Penyitaan dilakukan pada Senin, 4 Agustus 2025 sebagai bagian dari pengembangan penyidikan atas perkara yang sama pada periode 2018–2023, yang menjerat tersangka berinisial MRC.

Bacaan Lainnya

Langkah hukum ini didasarkan pada:

  • Surat Perintah Penyidikan Direktur Penyidikan pada JAM PIDSUS Nomor: PRIN-65/F.2/Fd.2/08/2025 tanggal 4 Agustus 2025; dan
  • Surat Perintah Penyitaan Nomor: PRIN-241/F.2/Fd.2/08/2025 tanggal 4 Agustus 2025.

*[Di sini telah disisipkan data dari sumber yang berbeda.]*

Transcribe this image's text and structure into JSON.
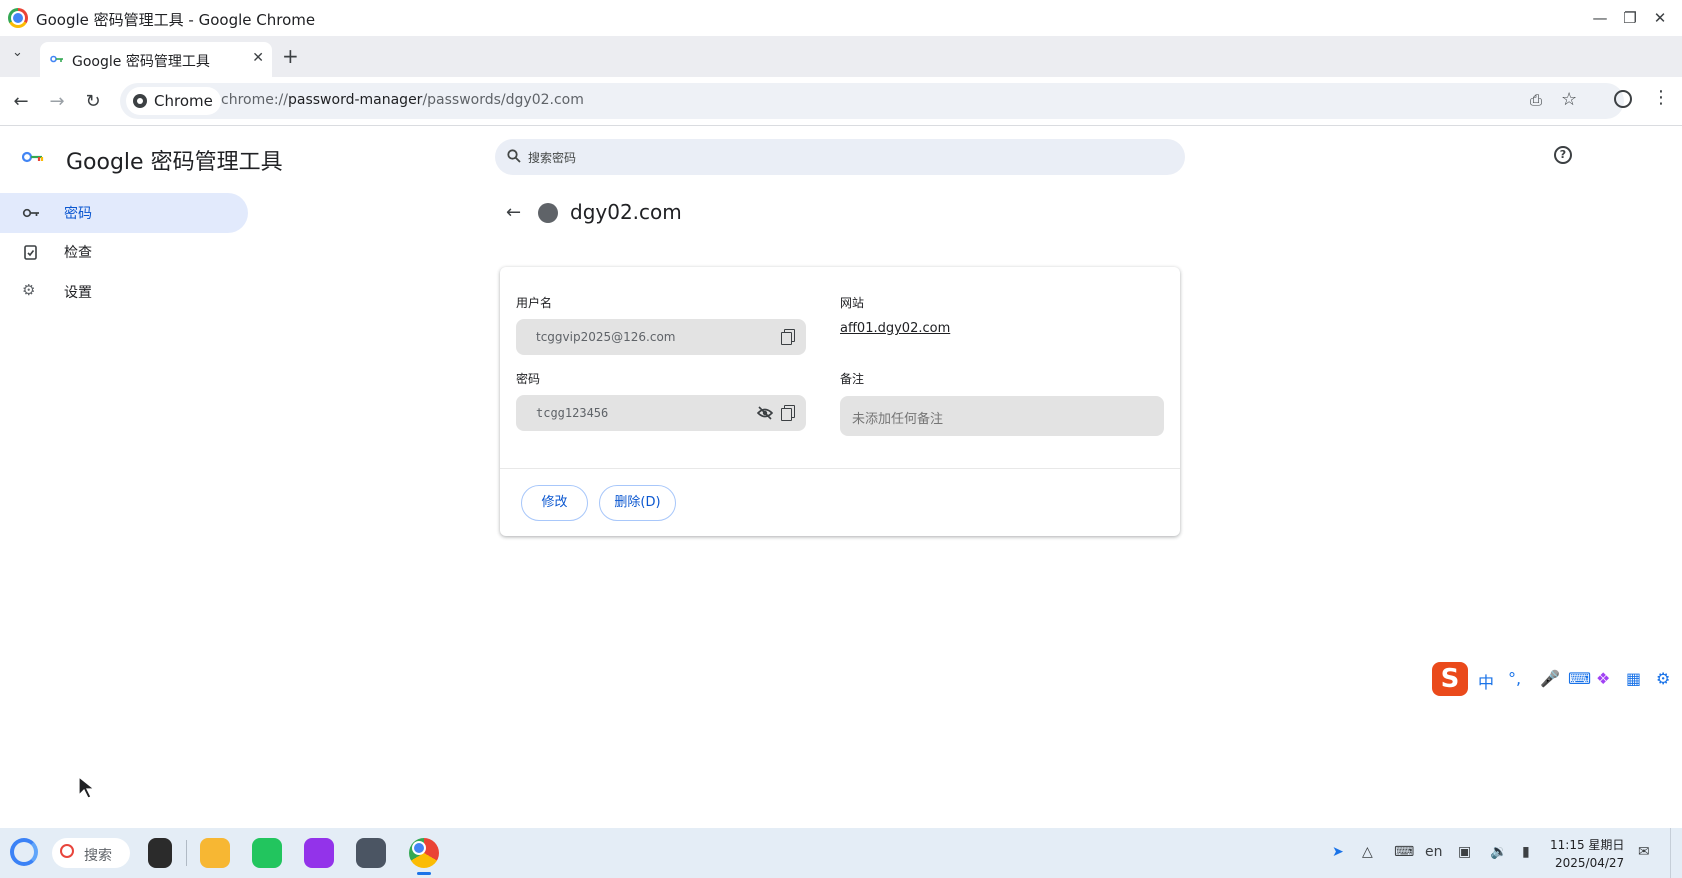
{
  "window": {
    "title": "Google 密码管理工具 - Google Chrome",
    "controls": [
      "minimize",
      "restore",
      "close"
    ]
  },
  "tabs": [
    {
      "label": "Google 密码管理工具",
      "active": true
    }
  ],
  "toolbar": {
    "chip_label": "Chrome",
    "url_scheme": "chrome://",
    "url_host": "password-manager",
    "url_path": "/passwords/dgy02.com"
  },
  "app": {
    "title": "Google 密码管理工具",
    "search_placeholder": "搜索密码"
  },
  "sidebar": {
    "items": [
      {
        "label": "密码",
        "icon": "key-icon",
        "active": true
      },
      {
        "label": "检查",
        "icon": "checkup-icon",
        "active": false
      },
      {
        "label": "设置",
        "icon": "gear-icon",
        "active": false
      }
    ]
  },
  "detail": {
    "site": "dgy02.com",
    "username_label": "用户名",
    "username_value": "tcggvip2025@126.com",
    "password_label": "密码",
    "password_value": "tcgg123456",
    "website_label": "网站",
    "website_value": "aff01.dgy02.com",
    "note_label": "备注",
    "note_placeholder": "未添加任何备注",
    "edit_button": "修改",
    "delete_button": "删除(D)"
  },
  "ime": {
    "logo": "S",
    "mode": "中",
    "punct": "°,"
  },
  "taskbar": {
    "search_label": "搜索",
    "tray_lang": "en",
    "time": "11:15 星期日",
    "date": "2025/04/27"
  },
  "colors": {
    "accent": "#0b57d0",
    "active_nav_bg": "#e2eafc",
    "field_bg": "#e3e3e3",
    "taskbar_bg": "#e4edf6"
  }
}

Adapun lima unit kendaraan roda empat yang disita sebagai barang bukti, yakni:

  1. 1 unit Mini Cooper putih tipe Countryman;
  2. 1 unit Toyota Alphard hitam tipe 2.5 G CVT;
  3. 1 unit Mercedes-Benz hitam tipe Maybach S 500;
  4. 1 unit Mercedes-Benz hitam tipe S 450;
  5. 1 unit Mercedes-Benz hitam tipe C 63 AMG.

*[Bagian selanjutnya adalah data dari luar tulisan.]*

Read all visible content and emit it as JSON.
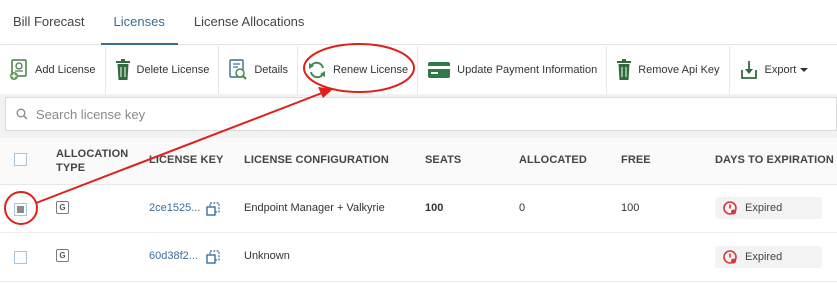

Kelima mobil mewah tersebut ditemukan dan disita di area parkir lantai dasar (G) Mendjangan Mansion, Jalan Tegal Parang Utara Nomor 19, RT 008/RW 004, Kelurahan Mampang Prapatan, Kecamatan Mampang Prapatan, Jakarta Selatan.

Barang bukti hasil penyitaan ini akan dijadikan bagian dari alat pembuktian dalam proses penanganan perkara dugaan tindak pidana korupsi dalam tata kelola minyak mentah dan produk kilang pada PT Pertamina (Persero), Sub Holding, dan KKKS tahun 2012–2017.

Kejaksaan Agung menegaskan bahwa proses penyidikan masih terus bergulir dan tidak menutup kemungkinan akan ada tersangka maupun barang bukti tambahan seiring dengan perkembangan perkara.